Most Canadians expect they will need to dig into their savings and investments to finance expenses incurred from a critical illness, according to a new survey funded by Manulife Financial.

The survey notes that 71% of Canadians are unfamiliar with critical illness insurance.

“This reconfirms our belief that Canadians need to learn more about the financial benefits critical illness insurance can provide,” said Michael Doughty, vice president, individual life marketing and product development, in a news release.

Among those surveyed who expect to pay extra recovery expenses, 23% said they would likely tap into their RRSPs to do so.

“More and more Canadians are realizing that a serious illness can be very disruptive to a family’s finances,” said Paul Rooney, senior vice president, individual insurance. “Critical illness coverage gives our customers a simple, hassle-free way to obtain a level of financial protection that is not available through their life insurance policies.”

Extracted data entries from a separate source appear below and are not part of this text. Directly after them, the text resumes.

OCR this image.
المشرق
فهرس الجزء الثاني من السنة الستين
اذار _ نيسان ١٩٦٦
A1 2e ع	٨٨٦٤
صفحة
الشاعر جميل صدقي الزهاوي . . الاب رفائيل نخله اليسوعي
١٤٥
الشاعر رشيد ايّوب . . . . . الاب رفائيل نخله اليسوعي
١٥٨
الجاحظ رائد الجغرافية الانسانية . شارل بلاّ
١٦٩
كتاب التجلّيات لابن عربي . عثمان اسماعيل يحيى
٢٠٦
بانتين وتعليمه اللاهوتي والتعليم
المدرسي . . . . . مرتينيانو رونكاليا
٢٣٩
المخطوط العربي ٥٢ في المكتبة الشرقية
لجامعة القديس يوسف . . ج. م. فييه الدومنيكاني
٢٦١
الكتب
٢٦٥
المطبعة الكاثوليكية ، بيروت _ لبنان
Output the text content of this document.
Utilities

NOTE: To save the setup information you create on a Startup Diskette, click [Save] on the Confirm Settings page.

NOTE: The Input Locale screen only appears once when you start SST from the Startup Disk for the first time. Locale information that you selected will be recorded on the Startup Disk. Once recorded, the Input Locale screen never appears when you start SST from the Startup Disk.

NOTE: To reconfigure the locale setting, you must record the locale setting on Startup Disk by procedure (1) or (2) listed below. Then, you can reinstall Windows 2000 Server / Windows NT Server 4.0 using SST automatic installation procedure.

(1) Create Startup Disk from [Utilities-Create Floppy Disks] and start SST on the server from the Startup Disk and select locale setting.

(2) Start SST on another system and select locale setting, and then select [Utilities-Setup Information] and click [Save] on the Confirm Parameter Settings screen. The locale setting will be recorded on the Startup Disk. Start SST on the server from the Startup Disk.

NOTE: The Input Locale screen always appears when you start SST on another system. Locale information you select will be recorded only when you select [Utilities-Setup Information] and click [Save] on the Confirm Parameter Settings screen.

This type of insurance eases the financial burden of a life-altering illness by providing a lump-sum cash payment upon survival of a waiting period (30 days in most cases) after the diagnosis of one of several critical illnesses. People use the proceeds to finance other treatments, hire a nurse, pay off a mortgage, replace lost income, maintain RRSP contributions, or take a vacation to help them recover from their illness, for example.

Manulife’s Lifecheque policies offer protection against cancer, heart attack, stroke and coronary bypass surgery, which represent about 83% of the critical illness cases in Canada. However, depending on the insured person’s age and coverage chosen, Lifecheque policies may cover up to 18 critical conditions.

The poll for Manulife, conducted by Market Facts between April 17 and April 21, 2002 surveyed 1,002 Canadians aged 18 and older. The results have a margin of error of +/- three per cent, 19 times out of 20.